The P19 genotype belongs to the PII genogroup of group A rotaviruses (RVs). However, unlike the other PII RVs, which mainly infect humans, P19 RVs commonly infect animals (pigs), making P19 unique ...for the study of RV diversity and host ranges. Through in vitro binding assays and saturation transfer difference (STD) nuclear magnetic resonance (NMR), we found that P19 could bind mucin cores 2, 4, and 6, as well as type 1 histo-blood group antigens (HBGAs). The common sequences of these glycans serve as minimal binding units, while additional residues, such as the A, B, H, and Lewis epitopes of the type 1 HBGAs, can further define the binding outcomes and therefore likely the host ranges for P19 RVs. This complex binding property of P19 is shared with the other three PII RVs (P4, P6, and P8) in that all of them recognized the type 1 HBGA precursor, although P4 and P8, but not P6, also bind to mucin cores. Moreover, while essential for P4 and P8 binding, the addition of the Lewis epitope blocked P6 and P19 binding to type 1 HBGAs. Chemical-shift NMR of P19 VP8* identified a ligand binding interface that has shifted away from the known RV P-genotype binding sites but is conserved among all PII RVs and two PI RVs (P10 and P12), suggesting an evolutionary connection among these human and animal RVs. Taken together, these data are important for hypotheses on potential mechanisms for RV diversity, host ranges, and cross-species transmission.

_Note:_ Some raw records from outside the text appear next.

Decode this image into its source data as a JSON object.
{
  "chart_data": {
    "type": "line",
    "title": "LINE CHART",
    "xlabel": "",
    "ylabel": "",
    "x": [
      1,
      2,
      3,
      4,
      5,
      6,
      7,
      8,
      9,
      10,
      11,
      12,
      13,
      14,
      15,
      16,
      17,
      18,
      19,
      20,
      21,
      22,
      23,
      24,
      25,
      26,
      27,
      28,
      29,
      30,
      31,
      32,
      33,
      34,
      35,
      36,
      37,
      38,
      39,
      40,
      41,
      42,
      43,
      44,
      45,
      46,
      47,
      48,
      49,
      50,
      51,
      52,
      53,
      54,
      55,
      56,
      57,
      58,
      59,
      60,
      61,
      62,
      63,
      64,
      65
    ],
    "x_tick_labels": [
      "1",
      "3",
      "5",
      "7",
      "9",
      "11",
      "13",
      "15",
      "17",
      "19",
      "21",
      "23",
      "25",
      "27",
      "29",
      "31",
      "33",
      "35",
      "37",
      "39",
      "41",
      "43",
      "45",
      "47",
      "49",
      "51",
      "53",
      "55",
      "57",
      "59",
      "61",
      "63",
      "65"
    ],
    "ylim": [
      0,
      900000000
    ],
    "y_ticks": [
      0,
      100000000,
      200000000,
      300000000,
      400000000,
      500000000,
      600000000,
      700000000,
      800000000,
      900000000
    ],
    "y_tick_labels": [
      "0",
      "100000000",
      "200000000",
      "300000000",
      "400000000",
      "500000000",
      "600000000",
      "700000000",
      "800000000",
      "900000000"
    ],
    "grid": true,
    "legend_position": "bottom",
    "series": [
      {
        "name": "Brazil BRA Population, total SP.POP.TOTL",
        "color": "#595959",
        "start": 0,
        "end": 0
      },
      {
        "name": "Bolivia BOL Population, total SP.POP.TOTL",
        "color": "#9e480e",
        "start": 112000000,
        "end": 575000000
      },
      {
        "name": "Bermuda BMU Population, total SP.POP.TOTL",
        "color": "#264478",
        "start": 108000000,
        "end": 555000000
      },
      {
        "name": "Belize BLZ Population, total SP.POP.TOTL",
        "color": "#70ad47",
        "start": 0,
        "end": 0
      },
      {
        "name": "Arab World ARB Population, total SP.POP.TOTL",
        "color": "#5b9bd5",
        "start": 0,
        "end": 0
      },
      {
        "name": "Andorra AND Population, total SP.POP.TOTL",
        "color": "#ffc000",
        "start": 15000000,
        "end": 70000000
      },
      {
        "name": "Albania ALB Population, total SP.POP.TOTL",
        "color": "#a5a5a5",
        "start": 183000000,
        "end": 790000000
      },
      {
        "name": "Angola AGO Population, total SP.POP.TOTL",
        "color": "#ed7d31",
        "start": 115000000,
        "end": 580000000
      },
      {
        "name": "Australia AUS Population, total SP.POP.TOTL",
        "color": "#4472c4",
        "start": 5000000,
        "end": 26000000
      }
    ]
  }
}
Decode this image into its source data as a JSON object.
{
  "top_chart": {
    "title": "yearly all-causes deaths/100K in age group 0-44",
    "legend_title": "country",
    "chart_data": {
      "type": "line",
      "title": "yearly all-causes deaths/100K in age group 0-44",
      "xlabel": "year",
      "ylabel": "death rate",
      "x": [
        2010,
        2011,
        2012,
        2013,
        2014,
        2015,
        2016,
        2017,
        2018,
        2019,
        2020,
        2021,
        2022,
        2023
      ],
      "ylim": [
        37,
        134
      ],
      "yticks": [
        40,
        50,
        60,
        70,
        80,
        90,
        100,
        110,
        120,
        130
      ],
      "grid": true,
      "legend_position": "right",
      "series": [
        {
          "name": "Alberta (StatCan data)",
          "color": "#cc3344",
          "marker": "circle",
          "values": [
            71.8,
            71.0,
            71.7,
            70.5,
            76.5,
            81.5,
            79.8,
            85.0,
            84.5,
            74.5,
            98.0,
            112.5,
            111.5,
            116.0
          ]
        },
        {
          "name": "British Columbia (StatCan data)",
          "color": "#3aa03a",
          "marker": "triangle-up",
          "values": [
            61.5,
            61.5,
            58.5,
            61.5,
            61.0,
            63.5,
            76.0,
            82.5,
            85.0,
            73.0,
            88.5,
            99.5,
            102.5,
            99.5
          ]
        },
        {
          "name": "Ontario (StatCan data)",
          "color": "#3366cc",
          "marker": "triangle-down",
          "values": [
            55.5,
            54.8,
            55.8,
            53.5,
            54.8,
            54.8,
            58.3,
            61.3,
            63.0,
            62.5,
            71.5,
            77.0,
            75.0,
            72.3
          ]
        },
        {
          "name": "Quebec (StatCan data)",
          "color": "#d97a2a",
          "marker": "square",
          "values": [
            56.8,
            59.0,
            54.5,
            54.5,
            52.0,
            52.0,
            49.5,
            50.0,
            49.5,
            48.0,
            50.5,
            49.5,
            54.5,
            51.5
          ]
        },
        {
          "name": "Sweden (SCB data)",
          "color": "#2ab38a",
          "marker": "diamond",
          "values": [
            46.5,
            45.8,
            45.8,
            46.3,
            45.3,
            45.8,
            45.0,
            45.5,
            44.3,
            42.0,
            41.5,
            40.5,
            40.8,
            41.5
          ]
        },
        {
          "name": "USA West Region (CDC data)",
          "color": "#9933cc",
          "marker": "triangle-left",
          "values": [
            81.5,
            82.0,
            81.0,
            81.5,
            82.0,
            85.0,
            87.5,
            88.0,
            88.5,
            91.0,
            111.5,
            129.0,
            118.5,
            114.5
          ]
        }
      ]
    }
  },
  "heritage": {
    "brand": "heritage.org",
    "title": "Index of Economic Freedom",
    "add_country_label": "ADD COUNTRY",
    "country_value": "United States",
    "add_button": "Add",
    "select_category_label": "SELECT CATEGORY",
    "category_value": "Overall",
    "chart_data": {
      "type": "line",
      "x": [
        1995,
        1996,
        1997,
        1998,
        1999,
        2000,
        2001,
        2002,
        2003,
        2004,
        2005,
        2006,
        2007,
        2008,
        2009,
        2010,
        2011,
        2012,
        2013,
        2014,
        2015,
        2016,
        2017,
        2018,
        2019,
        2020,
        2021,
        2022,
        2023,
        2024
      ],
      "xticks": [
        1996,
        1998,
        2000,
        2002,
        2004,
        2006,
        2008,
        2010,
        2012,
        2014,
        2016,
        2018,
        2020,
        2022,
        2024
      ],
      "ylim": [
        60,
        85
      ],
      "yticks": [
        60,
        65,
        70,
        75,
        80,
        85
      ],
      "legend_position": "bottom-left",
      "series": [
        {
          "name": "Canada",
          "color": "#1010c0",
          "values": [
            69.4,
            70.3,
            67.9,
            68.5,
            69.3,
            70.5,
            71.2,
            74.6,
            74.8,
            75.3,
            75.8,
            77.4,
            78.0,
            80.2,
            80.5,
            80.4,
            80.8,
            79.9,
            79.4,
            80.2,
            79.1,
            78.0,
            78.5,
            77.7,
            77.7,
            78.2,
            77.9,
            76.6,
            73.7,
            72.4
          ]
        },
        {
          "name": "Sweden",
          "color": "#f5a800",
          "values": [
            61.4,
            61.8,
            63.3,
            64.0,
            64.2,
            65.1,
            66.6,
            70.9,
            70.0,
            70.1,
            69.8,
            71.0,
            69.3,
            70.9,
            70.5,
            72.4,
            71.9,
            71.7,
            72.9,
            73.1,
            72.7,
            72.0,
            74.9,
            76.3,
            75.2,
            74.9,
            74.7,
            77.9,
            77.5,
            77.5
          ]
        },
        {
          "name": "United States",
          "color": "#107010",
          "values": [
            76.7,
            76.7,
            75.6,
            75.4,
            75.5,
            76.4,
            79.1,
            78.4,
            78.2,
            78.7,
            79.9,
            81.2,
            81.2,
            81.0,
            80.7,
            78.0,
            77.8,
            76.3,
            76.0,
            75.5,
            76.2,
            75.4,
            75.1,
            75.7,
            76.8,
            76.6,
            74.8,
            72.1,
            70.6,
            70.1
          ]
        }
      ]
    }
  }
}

In this study, we found that our P19 strain and other PII RVs recognize mucin cores and the type 1 HBGA precursors as the minimal functional units and that additional saccharides adjacent to these units can alter binding outcomes and thereby possibly host ranges. These data may help to explain why some PII RVs, such as P6 and P19, commonly infect animals but rarely humans, while others, such as the P4 and P8 RVs, mainly infect humans and are predominant over other P genotypes. Elucidation of the molecular bases for strain-specific host ranges and cross-species transmission of these human and animal RVs is important to understand RV epidemiology and disease burden, which may impact development of control and prevention strategies against RV gastroenteritis.